Ne ho parlato con il caro amico Fabio Pacini il quale mi ha fatto presente che per le filosofie orientali non è sempre e solo così, ricordandomi i due “Io” che secondo alcuni filoni del pensiero vedico ci costituiscono: quello che percepisce e vive il mondo, va alla posta e al supermercato e quello che osserva questo nostro agire personale contemplando imperturbabile la realtà. Roberto Calasso nel suo saggio «L'ardore» illustra puntuale la dinamica:

«Dal Ṛgveda alla Bhagavad Gītā si elabora un pensiero che non riconosce mai un soggetto singolo, ma presuppone al contrario un soggetto duale.
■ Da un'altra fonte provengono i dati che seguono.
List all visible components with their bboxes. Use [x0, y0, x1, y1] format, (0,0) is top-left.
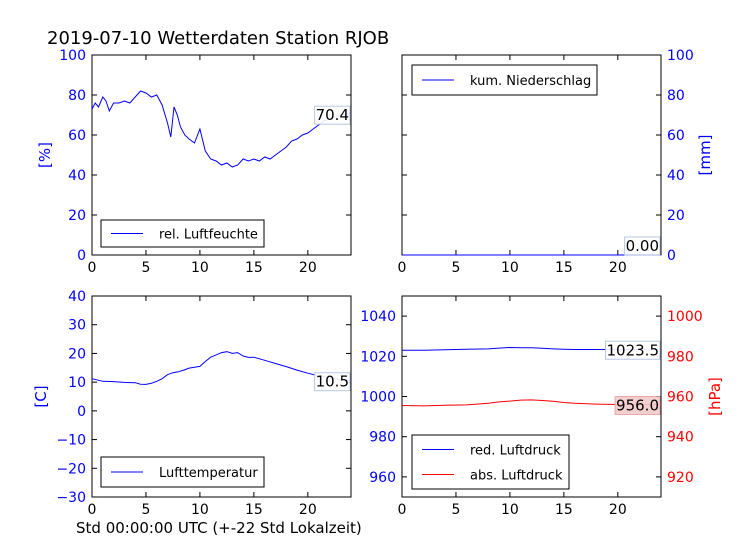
y-tick-label: 0 [77, 248, 86, 264]
y-axis-label: [%] [36, 142, 54, 168]
last-value-box [605, 340, 661, 360]
x-tick-label: 0 [398, 502, 407, 518]
y-tick-label: 1000 [360, 390, 396, 406]
last-value-box [314, 105, 351, 125]
y-tick-label: 1000 [667, 309, 703, 325]
y-axis-label: [mm] [696, 135, 714, 176]
legend-label: abs. Luftdruck [470, 469, 563, 484]
x-tick-label: 10 [501, 502, 519, 518]
y-tick-label: 40 [667, 168, 685, 184]
y-tick-label: 30 [68, 318, 86, 334]
last-value-box [314, 372, 351, 392]
y-tick-label: 0 [77, 404, 86, 420]
x-tick-label: 10 [191, 502, 209, 518]
panel-top-right: 0 5 10 15 20 0 20 40 60 80 100 [mm] 0.00 kum. Nieders… [398, 48, 714, 276]
legend: red. Luftdruck abs. Luftdruck [411, 434, 570, 490]
y-tick-label: −20 [56, 461, 86, 477]
legend: rel. Luftfeuchte [100, 219, 265, 248]
x-tick-label: 15 [555, 260, 573, 276]
y-tick-label: 100 [59, 48, 86, 64]
y-tick-label: 80 [667, 88, 685, 104]
legend: kum. Niederschlag [411, 64, 598, 96]
plot-frame [91, 295, 352, 498]
y-tick-label: 60 [667, 128, 685, 144]
x-tick-label: 10 [191, 260, 209, 276]
y-tick-label: −10 [56, 433, 86, 449]
y-tick-label: 100 [667, 48, 694, 64]
y-tick-label: 80 [68, 88, 86, 104]
panel-bottom-left: 0 5 10 15 20 −30 −20 −10 0 10 20 30 40 [C] 10.5 Lufttem… [32, 289, 352, 518]
y-tick-label: 20 [667, 208, 685, 224]
y-tick-label: 10 [68, 375, 86, 391]
y-axis-label: [hPa] [706, 377, 724, 416]
x-tick-label: 5 [451, 260, 460, 276]
legend-label: Lufttemperatur [159, 466, 258, 481]
y-tick-label: 960 [667, 390, 694, 406]
y-tick-label: 1020 [360, 349, 396, 365]
last-value-label: 1023.5 [607, 341, 660, 359]
panel-bottom-right: 0 5 10 15 20 960 980 1000 1020 1040 920 940 960 980 10… [360, 295, 724, 518]
last-value-label: 0.00 [626, 237, 659, 255]
legend-label: red. Luftdruck [470, 444, 561, 459]
y-tick-label: 40 [68, 289, 86, 305]
x-tick-label: 5 [141, 260, 150, 276]
figure-xlabel: Std 00:00:00 UTC (+-22 Std Lokalzeit) [76, 519, 362, 537]
y-tick-label: 980 [369, 430, 396, 446]
legend-frame [411, 434, 570, 490]
series-line-1 [91, 351, 352, 385]
last-value-box [624, 236, 661, 256]
plot-frame [91, 54, 352, 256]
x-tick-label: 5 [451, 502, 460, 518]
x-tick-label: 10 [501, 260, 519, 276]
x-tick-label: 15 [555, 502, 573, 518]
last-value-label: 10.5 [316, 373, 349, 391]
x-tick-label: 5 [141, 502, 150, 518]
y-tick-label: 20 [68, 346, 86, 362]
last-value-label: 70.4 [316, 106, 349, 124]
last-value-label: 956.0 [616, 397, 659, 415]
series-line-2 [401, 399, 661, 407]
x-tick-label: 0 [88, 260, 97, 276]
y-tick-label: 920 [667, 470, 694, 486]
x-tick-label: 20 [299, 260, 317, 276]
legend: Lufttemperatur [100, 456, 265, 488]
last-value-box [614, 396, 661, 416]
x-tick-label: 0 [88, 502, 97, 518]
y-tick-label: 20 [68, 208, 86, 224]
x-tick-label: 15 [245, 502, 263, 518]
y-tick-label: 980 [667, 349, 694, 365]
x-tick-label: 20 [609, 260, 627, 276]
series-line-1 [91, 90, 352, 168]
x-tick-label: 0 [398, 260, 407, 276]
y-tick-label: 40 [68, 168, 86, 184]
y-tick-label: 960 [369, 470, 396, 486]
y-tick-label: 0 [667, 248, 676, 264]
y-tick-label: −30 [56, 490, 86, 506]
y-tick-label: 1040 [360, 309, 396, 325]
x-tick-label: 20 [609, 502, 627, 518]
panel-top-left: 0 5 10 15 20 0 20 40 60 80 100 [%] 70.4 rel. Luftfeuc… [36, 48, 352, 276]
y-axis-label: [C] [32, 385, 50, 407]
series-line-1 [402, 346, 661, 351]
x-tick-label: 20 [299, 502, 317, 518]
x-tick-label: 15 [245, 260, 263, 276]
y-tick-label: 940 [667, 430, 694, 446]
legend-label: kum. Niederschlag [470, 74, 591, 89]
legend-label: rel. Luftfeuchte [159, 228, 258, 243]
figure-title: 2019-07-10 Wetterdaten Station RJOB [47, 28, 389, 49]
y-tick-label: 60 [68, 128, 86, 144]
Così è perché duale è la costituzione della mente: fatta di uno sguardo che percepisce (mangia) il mondo e di uno sguardo che contempla lo sguardo rivolto al mondo. La prima enunciazione di questo pensiero si ha con i due uccelli dell'inno 1, 164 del Ṛgveda: «Due uccelli, una coppia di amici, sono aggrappati allo stesso albero. Uno di loro mangia la dolce bacca del pippala; l'altro, senza mangiare, guarda». Non c'è rivelazione che vada oltre questa, nella sua elementarità. E il Ṛgveda la presenta con la limpidezza del suo linguaggio enigmatico. La costituzione duale della mente implica che in ciascuno di noi abitino e vivano perennemente i due uccelli: il Sé, ātman, e l'Io, aham.» (p. 157)

Certo si può anche vivere tutta un’esistenza arrabattandosi in vicende e faccende nelle circostanze, ma se ci osserviamo ci sarà pur accaduto, specialmente in situazioni dolorose spiazzanti, che ci scopriamo a osservare con chiarezza noi e il mondo con uno strano, potente, distacco.

I due uccelli… Singolare che nella sua biografia Küng una pagina dopo il voler «diventare una goccia d’acqua, ma restando me [sé] stesso» ricorda che nel nuotare aveva incontrato nel lago coppie di martin pescatori, uccelli monogami: « tento […] di separarli l’uno dall’altro, ma perdo regolarmente.» Strana coincidenza quanto scrive Küng, davvero sincronica con quanto scritto qui. Sto virando al New Age, meglio chiudere.